Underpinning all these measures is a new mindset – not shared by the far right parties challenging the European consensus, nor by all centrist administrations so enthusiastically – that accepts the breakup of the global order into competing blocs, and understands the strategic dilemma: in the new Great Game, Europe is either a player on equal terms to the US, Russia and China, or it will become the chessboard.

Against these massive, concrete developments, Johnson’s time in office was characterised by drift and denial, filled with displacement activities like the “Indo-Pacific Tilt” in defence. He rejected the idea of a foreign and security angle to the Brexit agreement, leaving a void to be filled by ad hoc reactions to crisis. Every move to strengthen the EU’s freedom of action in the emerging global competition was framed as “protectionism”.

Truss’s 49 days in office enhanced the failure of comprehension. And Sunak returned to drift, albeit without Johnson’s delusion that an era of free trade might be opening.

As for Keir Starmer, in his two years in office he has made a lot of emollient noise about resetting the relationship with Europe, but pursued no obvious or enthusiastic path of alignment with the EU’s self-defence and assertion mechanisms.

Nowhere is the price for this drift clearer in the sphere of defence industrial strategy. Labour, from the outset, adopted a dirigiste “build in Britain” approach – partly to offset decades of self-defeating reliance on US technology and kit, and to enhance the domestic growth impacts of the rise in defence spending it would have to sell to the public.

But in the meantime, the EU has developed two massive and highly impactful instruments: the European Defence Industrial Strategy (EDIS) and the SAFE mechanism – a €150bn central fund which lends to national defence ministries to pay for rapid rearmament. A sense of the impact can be gained from the fact that, while the British Cabinet split over the difference between £13.5bn and £15bn extra for defence over four years, SAFE handed €15bn to Romania in a single swoop.

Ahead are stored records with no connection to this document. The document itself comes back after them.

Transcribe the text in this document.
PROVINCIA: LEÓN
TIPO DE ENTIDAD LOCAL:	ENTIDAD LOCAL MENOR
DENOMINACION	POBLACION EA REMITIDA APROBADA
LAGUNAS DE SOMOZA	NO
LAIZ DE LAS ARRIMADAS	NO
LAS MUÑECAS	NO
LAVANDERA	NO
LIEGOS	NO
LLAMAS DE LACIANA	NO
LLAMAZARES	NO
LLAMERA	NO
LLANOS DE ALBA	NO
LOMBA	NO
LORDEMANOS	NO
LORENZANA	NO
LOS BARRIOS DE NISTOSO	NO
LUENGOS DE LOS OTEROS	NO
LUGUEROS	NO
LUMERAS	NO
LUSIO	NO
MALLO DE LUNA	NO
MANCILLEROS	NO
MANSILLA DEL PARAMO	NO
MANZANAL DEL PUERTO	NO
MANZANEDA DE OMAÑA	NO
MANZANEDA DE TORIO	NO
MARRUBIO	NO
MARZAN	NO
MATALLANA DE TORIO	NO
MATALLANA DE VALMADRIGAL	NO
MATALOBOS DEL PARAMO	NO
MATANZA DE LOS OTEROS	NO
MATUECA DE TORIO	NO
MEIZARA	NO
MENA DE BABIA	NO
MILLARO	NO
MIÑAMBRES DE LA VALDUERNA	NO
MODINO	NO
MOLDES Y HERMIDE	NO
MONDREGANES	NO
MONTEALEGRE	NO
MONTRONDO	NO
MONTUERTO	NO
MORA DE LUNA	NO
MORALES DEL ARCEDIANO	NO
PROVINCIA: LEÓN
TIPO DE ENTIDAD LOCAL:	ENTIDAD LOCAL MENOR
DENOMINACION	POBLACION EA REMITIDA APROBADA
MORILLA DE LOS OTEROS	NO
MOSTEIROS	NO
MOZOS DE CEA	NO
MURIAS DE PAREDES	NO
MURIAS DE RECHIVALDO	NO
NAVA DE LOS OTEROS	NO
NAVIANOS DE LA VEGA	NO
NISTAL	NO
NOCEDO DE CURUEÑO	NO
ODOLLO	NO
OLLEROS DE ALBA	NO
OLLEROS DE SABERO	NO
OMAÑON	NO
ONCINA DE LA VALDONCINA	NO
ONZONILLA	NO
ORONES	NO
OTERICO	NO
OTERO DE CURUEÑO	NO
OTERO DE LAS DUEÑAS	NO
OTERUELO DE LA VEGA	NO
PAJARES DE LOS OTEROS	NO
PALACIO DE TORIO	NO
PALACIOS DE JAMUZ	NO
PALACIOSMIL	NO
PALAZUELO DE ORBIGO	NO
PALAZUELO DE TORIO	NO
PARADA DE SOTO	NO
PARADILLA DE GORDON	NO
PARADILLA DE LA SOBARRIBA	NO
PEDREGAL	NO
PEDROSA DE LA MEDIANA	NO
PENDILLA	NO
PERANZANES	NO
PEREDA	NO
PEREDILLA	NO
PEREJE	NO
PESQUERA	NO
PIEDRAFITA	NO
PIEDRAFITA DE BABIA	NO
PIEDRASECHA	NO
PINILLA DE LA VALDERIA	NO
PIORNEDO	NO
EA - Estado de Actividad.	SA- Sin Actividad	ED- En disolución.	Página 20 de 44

The EU’s defence strategy is designed to remedy severe dysfunctions: massive reliance on the US, massive duplication of effort, and poor cross-border collaboration and investment. Armed forces within the EU, for example, currently field 17 types of main battle tank, 29 types of frigate and 20 types of combat aircraft

Given the penchant of European capitals for “picking winners” among national defence champions, there were low expectations for this defence industrial strategy. But the injection of the SAFE money has handed the Commission the power to shape national defence investment plans.

Anecdotally, around half of all such plans submitted to Brussels by nations seeking defence loans were refused, and forced into revisions that made them collaborate cross border and converge on generic items of kit.

The UK, however remains locked out of SAFE, and in danger of seeing its national defence industrial strategy eclipsed and shaped by that of the EU.

The bottom line is that as the EU flexes its muscles, producing a confident cadre of politicians and officials on the global stage, the UK is in its shadow – its strategic reliance on the US turned into a weakness, not a strength. 

A strategy to turn that around via ad hoc defence partnerships with individual states, coalitions of the willing, and a perpetual balancing act between Brussels and Washington is better than no strategy at all, but the best solution is for the UK to state and understand that its future in a four- or five-power competition between economic blocs is firmly inside the one closest to us – both geographically and in terms of values.